しかしバングラデシュは、イスラム文化の強い影響もあり、今なお伝統的なアジアの価値観が色濃く残っています。家族や共同体を尊重する精神、目上を敬う態度、集団の中で調和を保つ行動は、日本の企業文化とも親和性が高い資質です。

技能実習制度においては、チームでの作業、先輩後輩の関係、規律順守などが非常に重視されます。こうしたアジア的価値観を維持するバングラデシュの若者は、日本社会での適応力が非常に高く、実際に受け入れ企業からも「礼儀正しい」「協調性がある」と高く評価されています。


6.最低賃金がアジア最低水準であり、海外で長期に働きたい若者が多いこと

バングラデシュの2025年時点の最低賃金は月額約10,000バングラデシュタカ、日本円に換算すると約1万円程度であり、アジアの中でも最も低い水準です。この低賃金が、若者たちに強い海外志向を生んでいます。

国内で働いても十分な生活が送れない現状において、日本での月収は現地の5倍から10倍に及ぶことも珍しくありません。この大きな経済格差は、長期の海外就労へのモチベーションを生み出しています。

例えば、家族のために稼ぎたいという思いは非常に強く、多くの若者が自ら進んで日本語を学び、技能を習得しようと努力しています。バングラデシュから日本への技能実習生数が近年急増している背景には、こうした経済的理由が強く影響しているといえます。


7.政府が出稼ぎを奨励しており、様々な積極的支援をしていること

バングラデシュ政府は、海外就労による外貨収入を国家経済の重要な柱として位置付けています。2024年度には、海外からの送金額が240億米ドルを超え、GDP10%近くを占めるまでになっています。政府はこの収入源をさらに強化するため、海外就労を積極的に奨励しています。

具体的には以下のような政策を展開しています:

  • 日本向け技能実習制度に対応した日本語教育プログラムの整備
  • 日本語教師の育成支援
  • 出国前講習の義務化と質の向上
  • 送り出し機関の認定制度強化
  • 帰国後の就職支援プログラム

また、民間の送り出し機関とも連携し、技能実習生候補者の人材プールを構築しています。この政府の強力なバックアップがあることで、送り出し業務が非常にスムーズに運営されており、制度運用上の信頼性が高いといえます。

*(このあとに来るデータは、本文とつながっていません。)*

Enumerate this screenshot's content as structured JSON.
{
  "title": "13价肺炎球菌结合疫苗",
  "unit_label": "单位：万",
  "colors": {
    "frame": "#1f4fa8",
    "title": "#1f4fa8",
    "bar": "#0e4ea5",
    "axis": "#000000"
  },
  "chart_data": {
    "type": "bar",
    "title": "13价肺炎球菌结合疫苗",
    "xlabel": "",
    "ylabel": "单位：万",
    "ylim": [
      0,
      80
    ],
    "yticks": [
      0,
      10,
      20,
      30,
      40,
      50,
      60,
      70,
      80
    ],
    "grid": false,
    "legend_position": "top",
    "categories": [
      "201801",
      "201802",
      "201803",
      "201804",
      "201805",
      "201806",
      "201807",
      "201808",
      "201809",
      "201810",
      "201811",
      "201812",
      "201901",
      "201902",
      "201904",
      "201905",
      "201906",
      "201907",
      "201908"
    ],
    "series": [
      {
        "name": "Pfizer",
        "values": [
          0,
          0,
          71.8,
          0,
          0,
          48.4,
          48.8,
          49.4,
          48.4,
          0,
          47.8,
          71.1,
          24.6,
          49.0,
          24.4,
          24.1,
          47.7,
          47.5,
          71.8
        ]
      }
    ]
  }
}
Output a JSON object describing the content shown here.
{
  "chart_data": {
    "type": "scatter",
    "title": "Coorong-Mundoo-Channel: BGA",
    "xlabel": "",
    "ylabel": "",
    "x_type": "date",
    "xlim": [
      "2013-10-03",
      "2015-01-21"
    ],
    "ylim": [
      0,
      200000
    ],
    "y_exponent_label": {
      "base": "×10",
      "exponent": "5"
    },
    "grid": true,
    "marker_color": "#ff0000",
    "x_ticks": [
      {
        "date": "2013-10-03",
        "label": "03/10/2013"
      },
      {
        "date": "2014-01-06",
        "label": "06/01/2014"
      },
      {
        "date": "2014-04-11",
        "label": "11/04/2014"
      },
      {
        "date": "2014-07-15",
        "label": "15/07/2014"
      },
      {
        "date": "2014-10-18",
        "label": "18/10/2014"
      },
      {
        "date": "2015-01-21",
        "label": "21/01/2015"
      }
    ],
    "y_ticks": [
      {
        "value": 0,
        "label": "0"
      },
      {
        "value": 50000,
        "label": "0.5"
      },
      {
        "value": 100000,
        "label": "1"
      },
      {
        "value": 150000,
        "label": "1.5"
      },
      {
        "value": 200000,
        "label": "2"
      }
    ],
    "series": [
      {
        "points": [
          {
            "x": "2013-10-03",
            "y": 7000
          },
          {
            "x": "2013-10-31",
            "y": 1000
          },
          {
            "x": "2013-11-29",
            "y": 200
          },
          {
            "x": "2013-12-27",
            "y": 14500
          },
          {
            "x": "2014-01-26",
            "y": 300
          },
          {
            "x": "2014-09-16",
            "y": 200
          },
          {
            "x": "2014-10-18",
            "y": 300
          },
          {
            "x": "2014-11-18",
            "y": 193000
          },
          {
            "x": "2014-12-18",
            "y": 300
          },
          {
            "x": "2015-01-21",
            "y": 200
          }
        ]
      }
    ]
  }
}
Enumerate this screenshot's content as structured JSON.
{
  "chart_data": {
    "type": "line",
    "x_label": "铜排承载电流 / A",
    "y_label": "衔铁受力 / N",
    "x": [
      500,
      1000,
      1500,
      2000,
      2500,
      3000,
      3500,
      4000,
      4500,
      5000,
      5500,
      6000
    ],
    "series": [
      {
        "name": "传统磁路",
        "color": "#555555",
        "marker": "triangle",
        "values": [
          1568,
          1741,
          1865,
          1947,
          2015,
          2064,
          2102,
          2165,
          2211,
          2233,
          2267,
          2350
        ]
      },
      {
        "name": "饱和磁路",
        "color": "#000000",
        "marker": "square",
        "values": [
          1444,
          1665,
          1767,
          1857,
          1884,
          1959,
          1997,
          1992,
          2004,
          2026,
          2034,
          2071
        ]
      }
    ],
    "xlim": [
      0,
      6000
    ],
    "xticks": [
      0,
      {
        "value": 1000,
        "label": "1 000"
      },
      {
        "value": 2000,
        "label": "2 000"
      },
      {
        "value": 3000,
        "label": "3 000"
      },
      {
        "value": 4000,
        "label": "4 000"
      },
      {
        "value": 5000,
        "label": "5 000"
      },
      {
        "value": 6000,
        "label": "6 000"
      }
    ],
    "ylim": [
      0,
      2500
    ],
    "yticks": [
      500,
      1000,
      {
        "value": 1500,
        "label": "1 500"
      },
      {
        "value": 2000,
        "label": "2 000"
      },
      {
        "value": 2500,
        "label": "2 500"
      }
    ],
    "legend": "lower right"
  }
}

8.男性文化であり男性が女性の分まで2倍働かなければならないという労働価値観であること

バングラデシュ社会は、イスラム文化の影響を強く受けた男性優位の社会構造を持っています。社会の中で女性の外での就労はまだ制限される部分が多く、家族を経済的に支える責任が男性に強く求められます。

この背景から、バングラデシュの男性は「自分が家族を支える」という責任感が非常に強く、労働意欲も高いです。特に、家族や親せき、地域の人々の生活が自分の稼ぎにかかっているという意識が、仕事への真摯な取り組みを支えています。

実際、技能実習生として日本に渡航したバングラデシュ人男性の多くが、長時間労働にも耐え、真面目に業務を遂行する姿勢が日本企業から高く評価されています。彼らにとって「働くこと」は単なる生計手段ではなく、家族や共同体を守る誇りでもあるのです。


まとめ

以上のように、バングラデシュが技能実習派遣国として適している理由は、単に人材が豊富というだけではありません。人口規模、地理的利便性、都市集中型の社会構造、アジア的文化価値、低賃金による海外志向、政府の積極支援、そして男性が家族を支えるという強い責任感など、複合的な要素が絡み合い、日本の技能実習制度における送り出し国としての優位性を形作っています。

 

こうした背景を持つバングラデシュは、今後も日本にとって極めて重要な人材供給国であり続けると考えられます。